Quelle froideur ! Lily était vraiment ce qu'on appelle un 'sang chaud' se dit ironiquement le préfet. Voilà une vraie Griffondor !

Et sans un regard, elle tourna les talons.

- C'était un plaisir, mademoiselle la préfète. Déclara la nouvelle en saluant sa sortie.

Elle resta un moment figer comme en pleine réflexion, et quand elle se décida finalement à sortir, on l'appela.

- Rouge ?

À peine se tourna t'elle que la femme-enfant lui sauta dans les bras.

Pourquoi devait-il assister a ça ? Une démonstration d'affection entre serpent ! DÉGOUTANT !

- Te voilà enfin ! Lucius et moi t'attendions, maintenant il est partit. Déclara t-elle boudeuse.

Lucius ? Ils sont déjà intimes ? Je me demande quel sorte de service elle lui rend pour prétendre au titre d'ami. Pensa t-il sournois.

- Désolé, je faisais la connaissance de ma préfète.

- Comment sa c'est passé ? demanda l'autre en balançant joyeusement ses clochettes.

Dumbledore eut l'air peiné.

- Mal. Je crois que j'ai un don pour l'amitié. Allons-y, je crois que j'ai eu assez de déception pour la journée.

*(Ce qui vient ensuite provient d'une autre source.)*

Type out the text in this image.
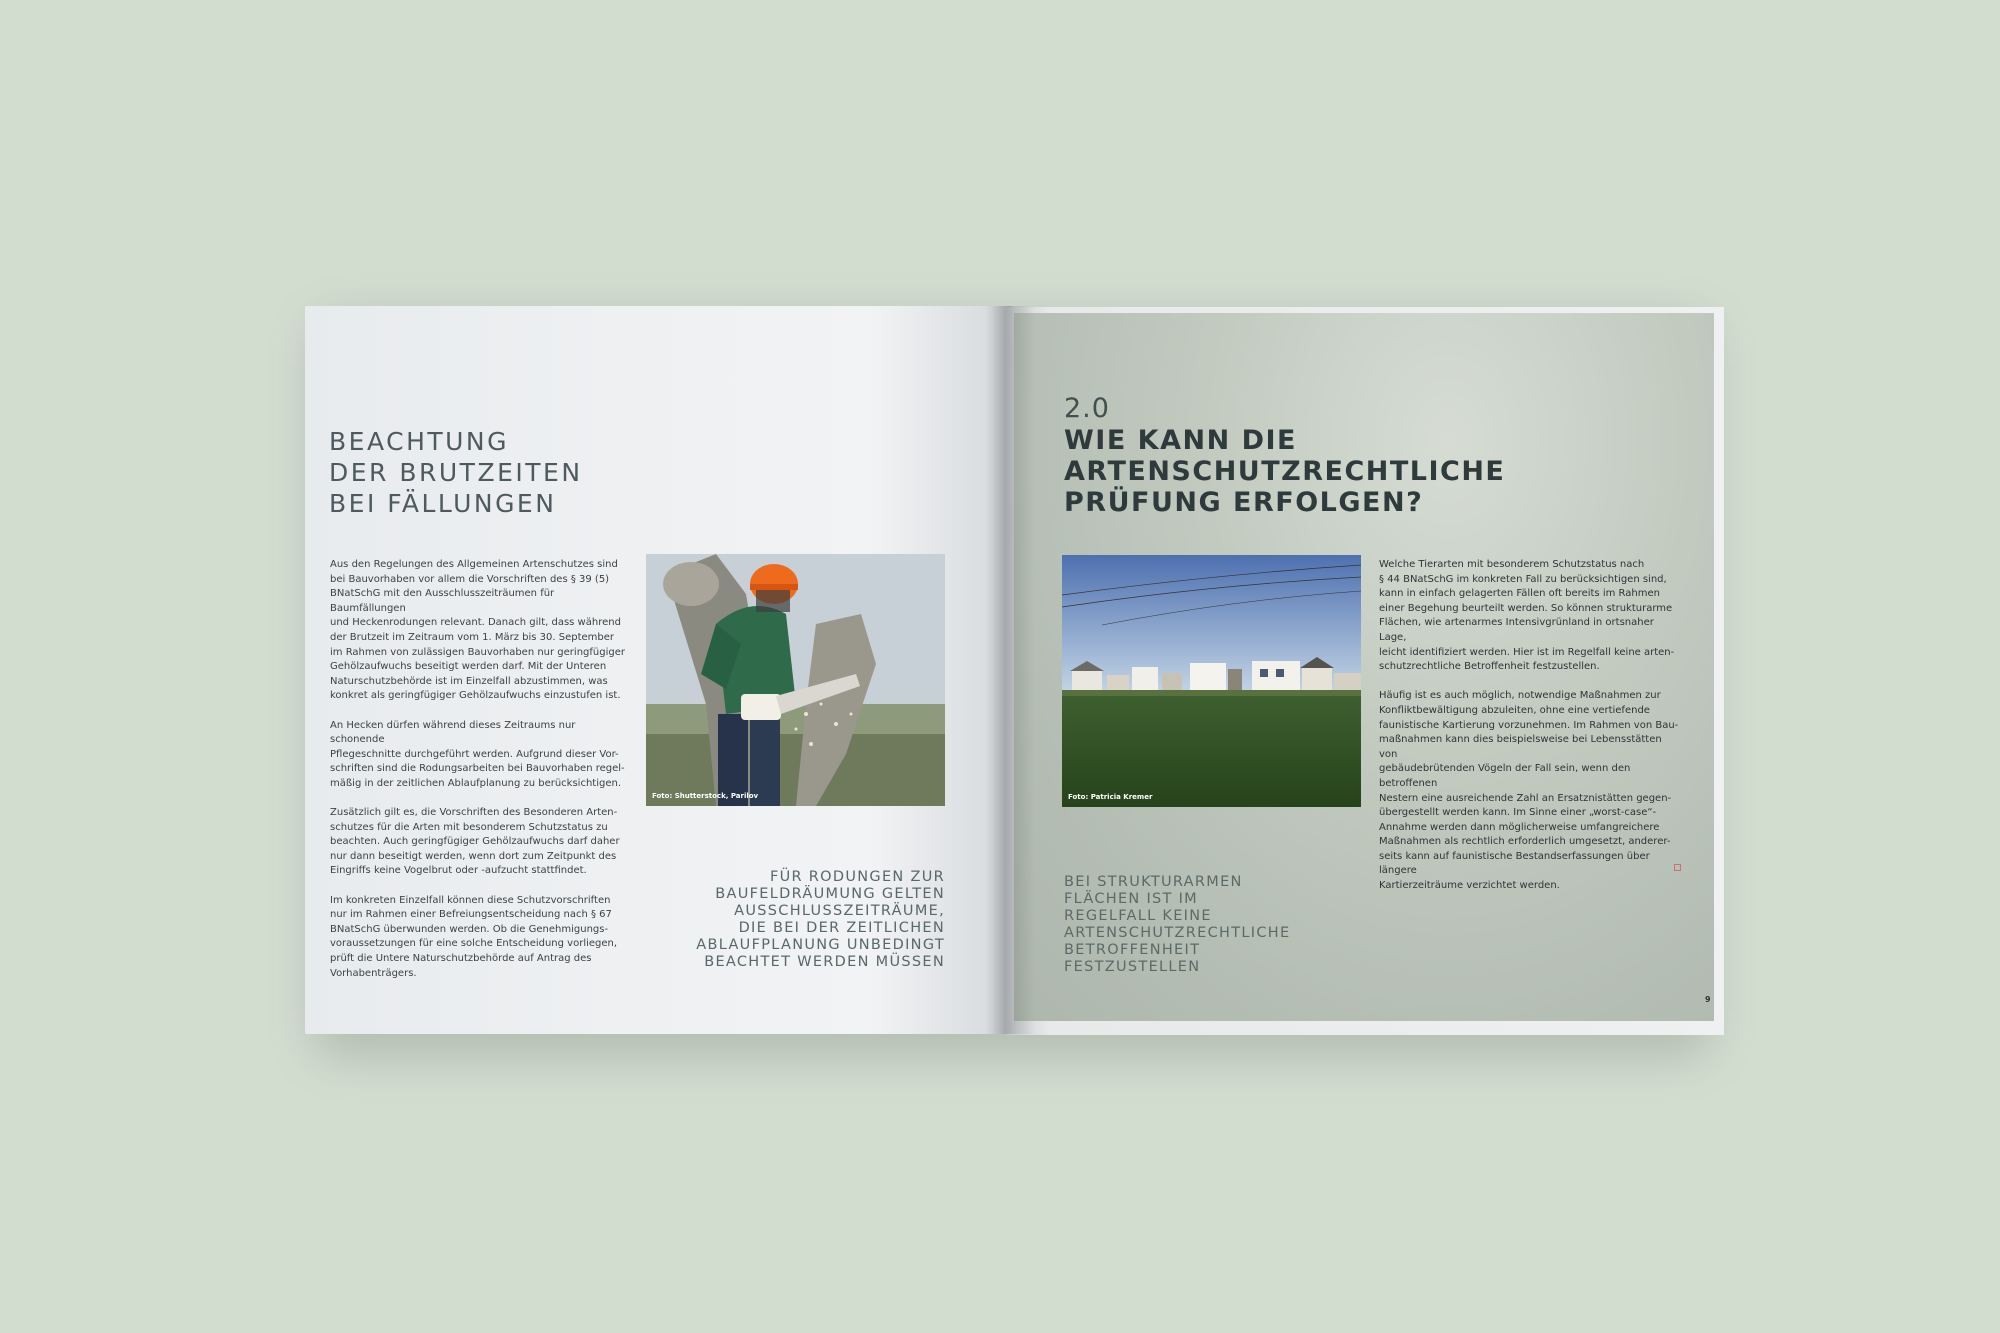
BEACHTUNG
DER BRUTZEITEN
BEI FÄLLUNGEN
Aus den Regelungen des Allgemeinen Artenschutzes sind
bei Bauvorhaben vor allem die Vorschriften des § 39 (5)
BNatSchG mit den Ausschlusszeiträumen für Baumfällungen
und Heckenrodungen relevant. Danach gilt, dass während
der Brutzeit im Zeitraum vom 1. März bis 30. September
im Rahmen von zulässigen Bauvorhaben nur geringfügiger
Gehölzaufwuchs beseitigt werden darf. Mit der Unteren
Naturschutzbehörde ist im Einzelfall abzustimmen, was
konkret als geringfügiger Gehölzaufwuchs einzustufen ist.

An Hecken dürfen während dieses Zeitraums nur schonende
Pflegeschnitte durchgeführt werden. Aufgrund dieser Vor-
schriften sind die Rodungsarbeiten bei Bauvorhaben regel-
mäßig in der zeitlichen Ablaufplanung zu berücksichtigen.

Zusätzlich gilt es, die Vorschriften des Besonderen Arten-
schutzes für die Arten mit besonderem Schutzstatus zu
beachten. Auch geringfügiger Gehölzaufwuchs darf daher
nur dann beseitigt werden, wenn dort zum Zeitpunkt des
Eingriffs keine Vogelbrut oder -aufzucht stattfindet.

Im konkreten Einzelfall können diese Schutzvorschriften
nur im Rahmen einer Befreiungsentscheidung nach § 67
BNatSchG überwunden werden. Ob die Genehmigungs-
voraussetzungen für eine solche Entscheidung vorliegen,
prüft die Untere Naturschutzbehörde auf Antrag des
Vorhabenträgers.
Foto: Shutterstock, Parilov
FÜR RODUNGEN ZUR
BAUFELDRÄUMUNG GELTEN
AUSSCHLUSSZEITRÄUME,
DIE BEI DER ZEITLICHEN
ABLAUFPLANUNG UNBEDINGT
BEACHTET WERDEN MÜSSEN
2.0
WIE KANN DIE
ARTENSCHUTZRECHTLICHE
PRÜFUNG ERFOLGEN?
Foto: Patricia Kremer
Welche Tierarten mit besonderem Schutzstatus nach
§ 44 BNatSchG im konkreten Fall zu berücksichtigen sind,
kann in einfach gelagerten Fällen oft bereits im Rahmen
einer Begehung beurteilt werden. So können strukturarme
Flächen, wie artenarmes Intensivgrünland in ortsnaher Lage,
leicht identifiziert werden. Hier ist im Regelfall keine arten-
schutzrechtliche Betroffenheit festzustellen.

Häufig ist es auch möglich, notwendige Maßnahmen zur
Konfliktbewältigung abzuleiten, ohne eine vertiefende
faunistische Kartierung vorzunehmen. Im Rahmen von Bau-
maßnahmen kann dies beispielsweise bei Lebensstätten von
gebäudebrütenden Vögeln der Fall sein, wenn den betroffenen
Nestern eine ausreichende Zahl an Ersatznistätten gegen-
übergestellt werden kann. Im Sinne einer „worst-case“-
Annahme werden dann möglicherweise umfangreichere
Maßnahmen als rechtlich erforderlich umgesetzt, anderer-
seits kann auf faunistische Bestandserfassungen über längere
Kartierzeiträume verzichtet werden.
BEI STRUKTURARMEN
FLÄCHEN IST IM
REGELFALL KEINE
ARTENSCHUTZRECHTLICHE
BETROFFENHEIT
FESTZUSTELLEN
9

Une fois hors de vue les maraudeurs sortirent de leurs cachettes.

- LILY TU ES MERVEILLEUSE ! JE SAVAIS QUE JE NE M'ÉTAIT PAS TROMPÉ ! cria James qui c'était retenu trop longtemps.

- Je ne pensais pas que tu la détestais a ce point. Rigola Patmol en reprenant forme humaine.

- Tu n'étais pas censé lui avoir pardonné le jour de la rentrée ? ajouta Peter déloyal.

Le préfet préféra ignora ses remarques, (mieux valait être prudent) et prit le lycanthrope à témoin.

- Tu as vu comme elle lui a rabattue le clapé a cette schizo ! Et quelle intransigeance, j'en ai des frissons ! continua celui-ci en se frictionnant le corps pour appuyer ses paroles.

Lunard sourit avant de répéter un 'schizo' amusé pour lui même.

- Tu es un masochiste de première mon frère. Déclara Sirius en lui tapotant l'épaule. Mais sans vouloir te vexer rien ne vaut une femme qui contourne le règlement ! Je crois qu'il est temps qu'on se rapproche, elle est moi ! conclut-il la voix devenue suave.

Une nouvelle cible ? Bon sang, il aurait du y penser plus tôt. Une fois qu'il l'aura eu … Il fit un sourire sadique. On en sera débarrassé !

Malgré son humeur joyeuse, il ne pu s'empêcher de déclaré avec humour, que personne n'était à l'abris du mauvais goût. Cela lui valu un chien a ses trousses.

Le soir en allant dans la grande salle James tenu sa promesse. Il se mit à genou devant la préfète avant de déclaré qu'elle était la plus magnifique et intelligente femme qu'il connaisse, le tout en métamorphosant une fleur dans la main de la jeune fille. Celle si rougit fortement avant de lui administrer une claque magistrale.

Que voulez-vous, certaines femmes ne savent comment réagir face à la perfection.